According to the TSB, the twin-engine Bell 214ST was 39 years old and had recently been re-assembled upon return to Canada after operating overseas.

After maintenance and inspections were completed, the Ottawa company that owns it sent it to Dryden for service with the MNRF at the beginning of June.

The TSB said the helicopter had no known deficiencies before the June 7 incident. 

"For an undetermined reason, the retainer ring was dislodged from the splined coupling," the investigators' report states. 

After finding no signs of wear on the retainer ring, they considered the possibility that a tiny bit of debris somehow became trapped between its layers and prevented it from seating properly.

However, an examination of the ring failed to determine whether a foreign object had been present.

Whatever the cause, its dislodging had a chain reaction that ultimately resulted in the loss of tail rotor thrust and the loss of yaw control.

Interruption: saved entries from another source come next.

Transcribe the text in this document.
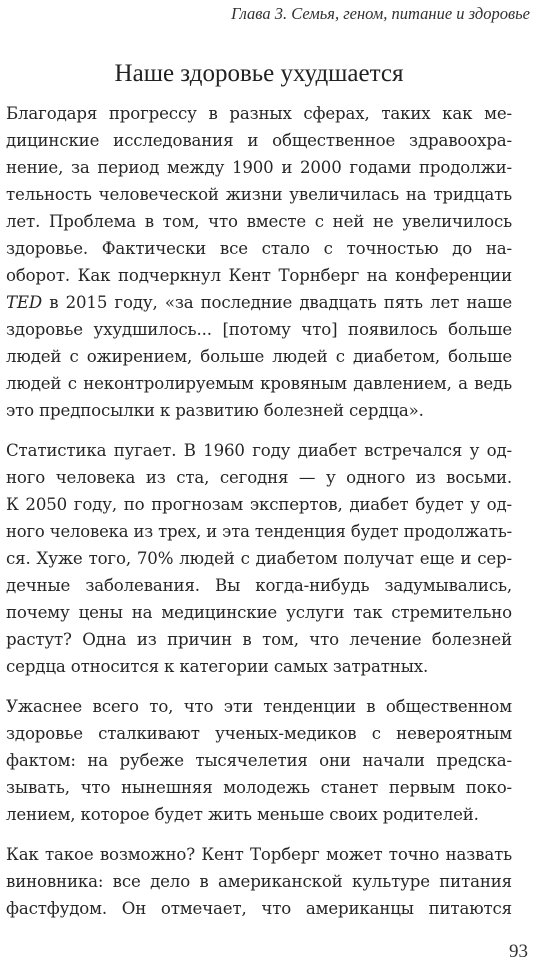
Глава 3. Семья, геном, питание и здоровье
Наше здоровье ухудшается

Благодаря прогрессу в разных сферах, таких как ме-
дицинские исследования и общественное здравоохра-
нение, за период между 1900 и 2000 годами продолжи-
тельность человеческой жизни увеличилась на тридцать
лет. Проблема в том, что вместе с ней не увеличилось
здоровье. Фактически все стало с точностью до на-
оборот. Как подчеркнул Кент Торнберг на конференции
TED в 2015 году, «за последние двадцать пять лет наше
здоровье ухудшилось... [потому что] появилось больше
людей с ожирением, больше людей с диабетом, больше
людей с неконтролируемым кровяным давлением, а ведь
это предпосылки к развитию болезней сердца».

Статистика пугает. В 1960 году диабет встречался у од-
ного человека из ста, сегодня — у одного из восьми.
К 2050 году, по прогнозам экспертов, диабет будет у од-
ного человека из трех, и эта тенденция будет продолжать-
ся. Хуже того, 70% людей с диабетом получат еще и сер-
дечные заболевания. Вы когда-нибудь задумывались,
почему цены на медицинские услуги так стремительно
растут? Одна из причин в том, что лечение болезней
сердца относится к категории самых затратных.

Ужаснее всего то, что эти тенденции в общественном
здоровье сталкивают ученых-медиков с невероятным
фактом: на рубеже тысячелетия они начали предска-
зывать, что нынешняя молодежь станет первым поко-
лением, которое будет жить меньше своих родителей.

Как такое возможно? Кент Торберг может точно назвать
виновника: все дело в американской культуре питания
фастфудом. Он отмечает, что американцы питаются

93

The TSB report outlines safety actions that were taken as a result of the incident:

  • the company's three other Bell 214STs were grounded pending inspection of their tail rotor drivetrains to verify correct installation
  • the Bell 214ST daily inspection was amended to require the opening of an additional access panel to facilitate the inspection of the engine-deck-mounted tail rotor driveshaft hanger and a coupling assembly
  • a five-page handout was added to the company's Bell 214ST training course, emphasizing inspection areas
  • a memo was distributed to all pilots reminding them about ensuring sufficient airspeed to maintain helicopter control during an emergency involving the tail rotor
  • the Emergency Equipment and Procedures Ground Training curriculum now includes training in loss of tail rotor effectiveness and total loss of tail rotor thrust

The TSB also issued a safety message saying "since some components, such as a seated retainer ring, may be difficult to view, the use of visual inspection aids (such as a mirror) and measuring tools may be warranted during installation and subsequent inspection."